Later that morning, when they were still in bed, Makeda said out of the blue, ‘He took photos of him.’
‘Who did?’
‘The Dutch guy. When the bloke who’s got the sack went into the next-door room with Cécile. After a while the Dutch guy stood up, took something from his jacket, opened the door quietly and stayed there until Cécile sent him out.’
‘How do you know he took pictures?’
‘Cécile shouted out, “Ça suffit! Photos cost extra!”’
39
Just for a change, Love Food cooked for a married couple again. The clients were regulars with Esther Dubois, the sex therapist – a sort of arty-crafty couple in their mid-forties who were working very seriously at their relationship. Andrea had no idea where they had got her details from. She suspected they were being passed around by word of mouth among Esther Dubois’s patients, because more and more clients were coming from this source.
They lived in a house with a vegetable garden and the wife wanted Maravan to swear that he would use only organic ingredients. Maravan agreed, although he could not provide a cast-iron guarantee for all the molecular texturizers.
While they were making their preparations, Andrea said, ‘Did you hear Staffel got the sack?’
‘The crisis is sparing nobody.’
‘Makeda said the Dutchman took photos of him while he was shagging.’
‘I don’t want to know what they do behind those doors.’
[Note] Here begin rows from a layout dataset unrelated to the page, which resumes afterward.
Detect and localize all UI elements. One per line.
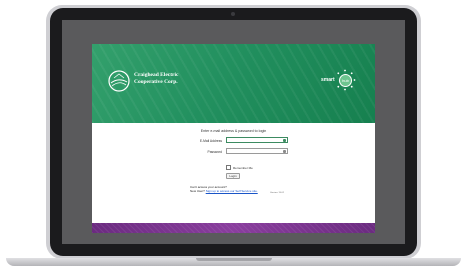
login-page: Craighead Electric Cooperative Corp. sma… [92, 44, 375, 233]
webcam-icon [231, 12, 235, 16]
smarthub-logo: smart hub [321, 66, 361, 94]
password-label: Password [207, 150, 222, 154]
coop-logo-icon [108, 70, 130, 92]
version-text: Version: 15.02 [270, 192, 284, 194]
header-banner: Craighead Electric Cooperative Corp. sma… [92, 44, 375, 123]
remember-me-label: Remember Me [233, 165, 253, 170]
sign-up-link[interactable]: Sign up to access our Self Service site. [206, 189, 258, 193]
email-field[interactable] [226, 137, 288, 143]
help-text: Can't access your account? New User? Sig… [190, 185, 258, 193]
footer-bar [92, 223, 375, 233]
remember-me-checkbox[interactable] [226, 165, 231, 170]
smarthub-badge: hub [339, 74, 352, 87]
laptop-notch [196, 258, 272, 261]
login-form: Enter e-mail address & password to login… [92, 123, 375, 223]
login-prompt: Enter e-mail address & password to login [200, 129, 267, 133]
remember-me[interactable]: Remember Me [226, 165, 253, 170]
login-button[interactable]: Login [226, 173, 240, 179]
password-field[interactable] [226, 148, 288, 154]
laptop-screen: Craighead Electric Cooperative Corp. sma… [62, 20, 405, 244]
credential-key-icon[interactable] [283, 150, 286, 153]
new-user-line: New User? Sign up to access our Self Ser… [190, 189, 258, 193]
org-name-line1: Craighead Electric [134, 72, 179, 78]
new-user-prefix: New User? [190, 189, 205, 193]
org-name-line2: Cooperative Corp. [134, 79, 178, 85]
org-name: Craighead Electric Cooperative Corp. [134, 72, 214, 86]
email-label: E-Mail Address [199, 139, 222, 143]
credential-key-icon[interactable] [283, 139, 286, 142]
smarthub-word: smart [321, 77, 335, 83]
‘Don’t you see? He photographed him shagging and blackmailed him with the pictures. He’s supposed to have made some pretty strange business decisions all of a sudden, and then started working on something together with a competitor.’
Maravan reacted with a shrug.
‘And guess what nationality these competitors are?’
‘Dutch?’ Maravan guessed.
Maravan was not the only one in love. For the first time in years – how many he could not remember – Dalmann had lost his sick heart, too. It was now in the possession of someone who had little use for it: Makeda, a call girl from Ethiopia and constant companion of Andrea, CEO of Love Food.
He booked her several evenings a week. Not because his sexual appetite was insatiable or his performance in bed impressive; on this matter Dalmann was well aware of his age, his heart and the daily cocktail of medicines. No, he simply felt fantastic in her company. He loved her sense of humour and her sometimes obscure irony. But most of all, he could not get enough of her.
For a large sum of money, therefore, he led an almost conventional relationship with Makeda in his house, watching television and spending hours losing to her at backgammon.
Unlike other girlfriends in the past, she never demanded to be seen in public with him. She was in no doubt that theirs was a purely business relationship.
To begin with he had liked that, but as time went on it bothered him. He would ask whether she liked him just a little bit, and each time she would give him the same answer: ‘Like you a little bit? I absolutely worship you.’
Because she was non-committal he would give her presents. A pearl necklace, a matching pearl bracelet and a midnight-black mink stole.
He even took her to the Huwyler one evening.
Makeda ate her way through the Menu Surprise as if she dined like that every day. And she stuck to champagne all evening, which pained the chef in Huwyler, but pleased the businessman in him. Dalmann still drank wine after the aperitif, leaving the choice to the sommelier.